“We are gathered here this evening to say our final goodbyes to a dearly departed friend. His kindness and friendship will be missed by all. The Lord has taken our dearly departed Joe to a better place,” the Reverend drones on in his repetitive, generic speech. If an audience had shown up, they’d be asleep by now. The church is much too big for a three person funeral; well, four if you count the stiff in the coffin.
Suicide, they said. Swallowed a bunch of pills and washed it down with a handle of Jack. Life was apparently “too hard to handle,” as it was put in the note. I never saw the note, but I know that none of it is true.

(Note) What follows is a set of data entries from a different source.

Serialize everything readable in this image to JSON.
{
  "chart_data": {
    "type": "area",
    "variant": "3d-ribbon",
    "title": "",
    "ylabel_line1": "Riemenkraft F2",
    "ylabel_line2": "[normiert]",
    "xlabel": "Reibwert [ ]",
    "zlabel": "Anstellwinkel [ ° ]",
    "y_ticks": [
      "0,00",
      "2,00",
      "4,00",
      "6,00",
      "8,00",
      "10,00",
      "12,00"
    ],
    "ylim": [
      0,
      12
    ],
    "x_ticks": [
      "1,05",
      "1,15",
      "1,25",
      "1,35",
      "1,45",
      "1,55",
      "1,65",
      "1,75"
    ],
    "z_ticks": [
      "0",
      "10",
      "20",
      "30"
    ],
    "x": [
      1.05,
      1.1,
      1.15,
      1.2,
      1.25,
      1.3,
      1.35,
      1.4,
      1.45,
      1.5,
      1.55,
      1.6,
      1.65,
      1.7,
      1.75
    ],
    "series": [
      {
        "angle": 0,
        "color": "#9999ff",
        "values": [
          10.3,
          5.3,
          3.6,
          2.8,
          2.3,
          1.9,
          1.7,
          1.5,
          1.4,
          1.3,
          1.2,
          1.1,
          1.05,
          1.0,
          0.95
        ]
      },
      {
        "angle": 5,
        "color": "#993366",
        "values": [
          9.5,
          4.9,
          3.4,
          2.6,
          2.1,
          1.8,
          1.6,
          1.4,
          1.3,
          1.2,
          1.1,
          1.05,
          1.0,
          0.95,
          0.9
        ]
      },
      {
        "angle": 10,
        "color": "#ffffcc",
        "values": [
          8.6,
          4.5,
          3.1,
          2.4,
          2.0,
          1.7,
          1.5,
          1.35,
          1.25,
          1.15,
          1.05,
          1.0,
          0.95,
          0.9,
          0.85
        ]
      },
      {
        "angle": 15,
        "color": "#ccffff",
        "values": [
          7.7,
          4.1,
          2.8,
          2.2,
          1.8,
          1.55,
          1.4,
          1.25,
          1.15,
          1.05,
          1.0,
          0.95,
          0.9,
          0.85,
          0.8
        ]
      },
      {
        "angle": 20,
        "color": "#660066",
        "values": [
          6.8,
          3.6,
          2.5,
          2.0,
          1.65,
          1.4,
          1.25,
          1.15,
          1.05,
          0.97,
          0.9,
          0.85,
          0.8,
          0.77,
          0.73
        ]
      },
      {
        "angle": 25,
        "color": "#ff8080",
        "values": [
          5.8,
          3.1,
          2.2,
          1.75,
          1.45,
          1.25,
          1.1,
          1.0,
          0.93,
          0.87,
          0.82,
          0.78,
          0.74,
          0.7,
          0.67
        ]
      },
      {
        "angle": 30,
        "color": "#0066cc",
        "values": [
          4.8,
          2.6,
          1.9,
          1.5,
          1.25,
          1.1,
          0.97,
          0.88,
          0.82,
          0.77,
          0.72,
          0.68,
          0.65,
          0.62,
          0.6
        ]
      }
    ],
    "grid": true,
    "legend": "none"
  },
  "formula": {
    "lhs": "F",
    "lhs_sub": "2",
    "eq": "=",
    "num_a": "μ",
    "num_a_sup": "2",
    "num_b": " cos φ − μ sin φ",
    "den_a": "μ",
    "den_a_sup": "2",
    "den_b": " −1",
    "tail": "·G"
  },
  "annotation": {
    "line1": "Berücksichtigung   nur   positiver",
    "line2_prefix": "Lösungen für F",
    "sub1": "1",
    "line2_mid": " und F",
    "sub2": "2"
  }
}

I look at my father in his open casket. His face is pale and lifeless, like you’d expect any dead person to look. I’m closer to my father than Piper is, which means that I get two calls a week instead of one. Despite a limited relationship, I love him more than anything else in my life. The news of his death rocked me into oblivion, I just didn’t let it reflect externally. In my mind, I’m crying, screaming, fighting, and dying all at the same time. I’m grasping at straws for any answer or indication foreshadowing his death. I comb through letters and phone calls and emails, but in all of them, he maintained his soft tone and polite disinterest. I scrutinize his body, looking for answers.
There’s a scratch on his cheek almost covered up by the mortician’s powder. The faint pink line reached from his right temple to his lips, which look fuller than normal. Even though he’s lifeless, blood still seems to be swelling under his lower lip. I look even closer… and a patch of his hair is missing by his ear.
“Piper!” I bark in the softest voice I can. Her gaze doesn’t leave the altar and she replies out of the side of her mouth.
“What? Pay attention!” I scoff at her manners.
“You know this is wrong.”
“What’s wrong?” She asks, with more interest this time.
“Why would dad kill himself? He just closed that new deal, we’re getting good grades, he even started talking to that waitress at the diner! What could have gone so wrong that he wanted to die?” A flicker of doubt burns in Piper’s hazel eyes. She tries to shake it off.
“We don’t know what he was thinking. He doesn’t tell us everything, you know.”
‘He doesn’t tell you everything’ I wanted to say, but I bit my tongue. I pressed on with my questions.
“Why would he have a scratch on his cheek then? A fat lip? And unless he started aging really quickly, I don’t remember him having a bald spot.” Piper ignored me until the ceremony was over. When we’re walking to our car in the deserted parking lot, I finally explode.
“Why are you acting like you don’t care?” I exclaim, letting my blood boil. “You’ve always been like this. You take things at face value and never question anything. It’s like you don’t even care that dad’s gone!”
Piper whips her head around, her eyes wide and mad with rage. It stops me in my tracks.
“You think I don’t care that dad’s gone? That we’re orphans? That we literally have nothing? I can’t believe you would accuse me of that. You didn’t even show up for half of the meeting yesterday! I was the one that found out first. They put all of the stress on me. They told me that dad went broke and never made a will, meaning we have nothing. They told me that they bank is taking the house as compensation for all of our debt. They told me that our tuition is going to run out after this semester.” Piper lowered her eyes to the ground.
“Larkin, they told me we have a half-sister.” My jaw drops to the cracked concrete.
“What? We have a sister?” I cry in disbelief. Piper still doesn’t look at me.
Her voice breaks when she answers. “She goes to Calton.”
We’re starting to attract an audience with our dramatic family problems, so hurriedly, we duck into the car and make the long drive back to Calton.
“Her name is Lissa, and she’s a grade lower than us. ” Piper starts. “They didn’t tell me any specifics, but I’m guessing dad’s business trips involved more than just business. Apparently, he started her at Calton when he started us.” A disgusted look spreads over my face. Betrayed! Lied to! I knew my father wasn’t a saint, but I didn’t think he was the devil.
“She doesn’t know either, though,” Piper finishes. “No one’s ever told her. She thinks her great aunt is paying for her tuition.”
Piper was calm now. Getting things off her chest always alleviates her stress. She turned some radio station on. Sound or static, it makes no difference to me. I know I have a problem to fix, and her name is Lissa.